The graph is shown below:

#### Work Step by Step

We know that a rational function $f\left( x \right)=\frac{p\left( x \right)}{q\left( x \right)}$ can consist of the vertical and horizontal asymptotes.
For vertical asymptotes, we keep the denominator function $q\left( x \right)$ equal to 0, and thereby find its roots; that is, a vertical asymptote is the root of the rational function.

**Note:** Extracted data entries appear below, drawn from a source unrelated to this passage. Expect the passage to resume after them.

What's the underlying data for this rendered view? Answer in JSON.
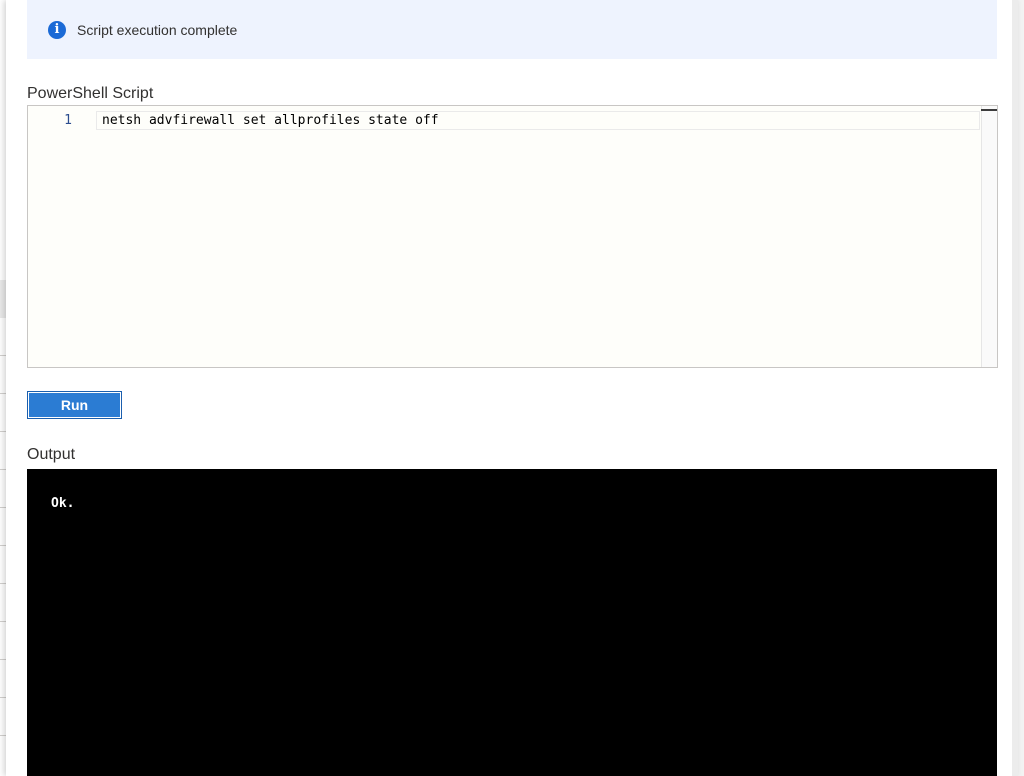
{
  "notification": {
    "icon": "info-icon",
    "icon_glyph": "i",
    "icon_color": "#1b6ad6",
    "background_color": "#eef3fe",
    "message": "Script execution complete"
  },
  "script_section": {
    "label": "PowerShell Script",
    "editor": {
      "lines": [
        {
          "number": "1",
          "code": "netsh advfirewall set allprofiles state off"
        }
      ]
    }
  },
  "run_button": {
    "label": "Run",
    "color": "#2b7cd3"
  },
  "output_section": {
    "label": "Output",
    "background_color": "#000000",
    "text": "Ok."
  }
}
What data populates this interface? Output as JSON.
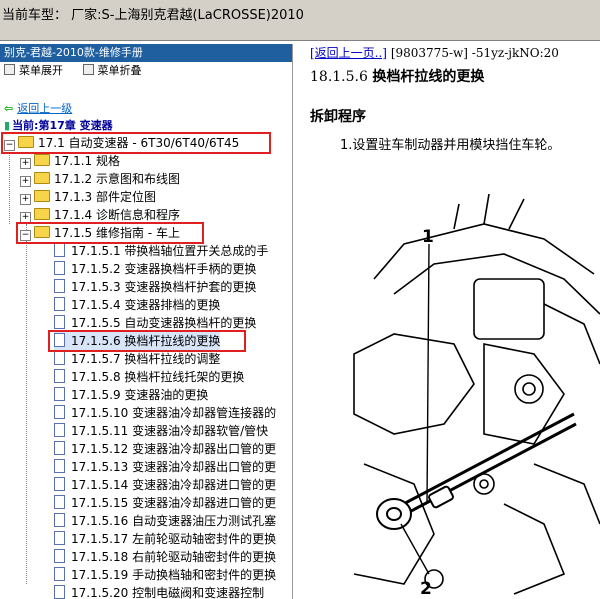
{
  "window": {
    "title": "当前车型：  厂家:S-上海别克君越(LaCROSSE)2010"
  },
  "left": {
    "header": "别克-君越-2010款-维修手册",
    "menu": {
      "expand": "菜单展开",
      "collapse": "菜单折叠"
    },
    "back_link": "返回上一级",
    "current": "当前:第17章  变速器",
    "tree": [
      {
        "label": "17.1 自动变速器 - 6T30/6T40/6T45"
      },
      {
        "label": "17.1.1 规格"
      },
      {
        "label": "17.1.2 示意图和布线图"
      },
      {
        "label": "17.1.3 部件定位图"
      },
      {
        "label": "17.1.4 诊断信息和程序"
      },
      {
        "label": "17.1.5 维修指南 - 车上"
      },
      {
        "label": "17.1.5.1 带换档轴位置开关总成的手"
      },
      {
        "label": "17.1.5.2 变速器换档杆手柄的更换"
      },
      {
        "label": "17.1.5.3 变速器换档杆护套的更换"
      },
      {
        "label": "17.1.5.4 变速器排档的更换"
      },
      {
        "label": "17.1.5.5 自动变速器换档杆的更换"
      },
      {
        "label": "17.1.5.6 换档杆拉线的更换"
      },
      {
        "label": "17.1.5.7 换档杆拉线的调整"
      },
      {
        "label": "17.1.5.8 换档杆拉线托架的更换"
      },
      {
        "label": "17.1.5.9 变速器油的更换"
      },
      {
        "label": "17.1.5.10 变速器油冷却器管连接器的"
      },
      {
        "label": "17.1.5.11 变速器油冷却器软管/管快"
      },
      {
        "label": "17.1.5.12 变速器油冷却器出口管的更"
      },
      {
        "label": "17.1.5.13 变速器油冷却器出口管的更"
      },
      {
        "label": "17.1.5.14 变速器油冷却器进口管的更"
      },
      {
        "label": "17.1.5.15 变速器油冷却器进口管的更"
      },
      {
        "label": "17.1.5.16 自动变速器油压力测试孔塞"
      },
      {
        "label": "17.1.5.17 左前轮驱动轴密封件的更换"
      },
      {
        "label": "17.1.5.18 右前轮驱动轴密封件的更换"
      },
      {
        "label": "17.1.5.19 手动换档轴和密封件的更换"
      },
      {
        "label": "17.1.5.20 控制电磁阀和变速器控制"
      }
    ]
  },
  "right": {
    "back_link": "[返回上一页..]",
    "ref": "[9803775-w] -51yz-jkNO:20",
    "title_num": "18.1.5.6 ",
    "title_text": "换档杆拉线的更换",
    "section": "拆卸程序",
    "step": "1.设置驻车制动器并用模块挡住车轮。",
    "callouts": {
      "one": "1",
      "two": "2"
    }
  }
}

So, for the vertical asymptote to be given by $x=3$ , we can write the denominator function of the rational function as,
$q\left( x \right)=x-3$
We have a horizontal asymptote as:
$\begin{align}
& y=\frac{0}{1} \\
& =0
\end{align}$
And for the horizontal asymptote to be the x-axis or $y=0$, the degree of the numerator function $p(x)$ has to be less than the degree of the denominator function, $q\left( x \right)$.
Let $f\left( x \right)=\frac{p\left( x \right)}{x-3}$.
Since the degree of $p\left( x \right)$ is supposed to be one less than that of $q\left( x \right)$ for the function to have a horizontal asymptote, thus the degree of $p\left( x \right)$ is 0, i.e., it is a constant.
For calculating $p\left( x \right)$ , we calculate the y intercept. Since the y intercept is given to be -1,
$\begin{align}
& f\left( 0 \right)=-1 \\
& \frac{p\left( x \right)}{0-3}=-1 \\
& p\left( x \right)=3
\end{align}$
Therefore, the required function is given by,
$f\left( x \right)=\frac{3}{x-3}$
Now, for plotting,
Press $y=$ to write the equation $y=\frac{3}{x-3}$.
Press WINDOW to set the window $\left( -10,10,1 \right)$ and $\left( -10,10,1 \right)$.
Press GRAPH to plot the graph of the function.
Thus, the graph of the function $f\left( x \right)=\frac{3}{x-3}$ has a vertical asymptote at $x=3$ , horizontal asymptote $y=0$ , $y$ -intercept at $-1$ ,and no $x$ -intercept.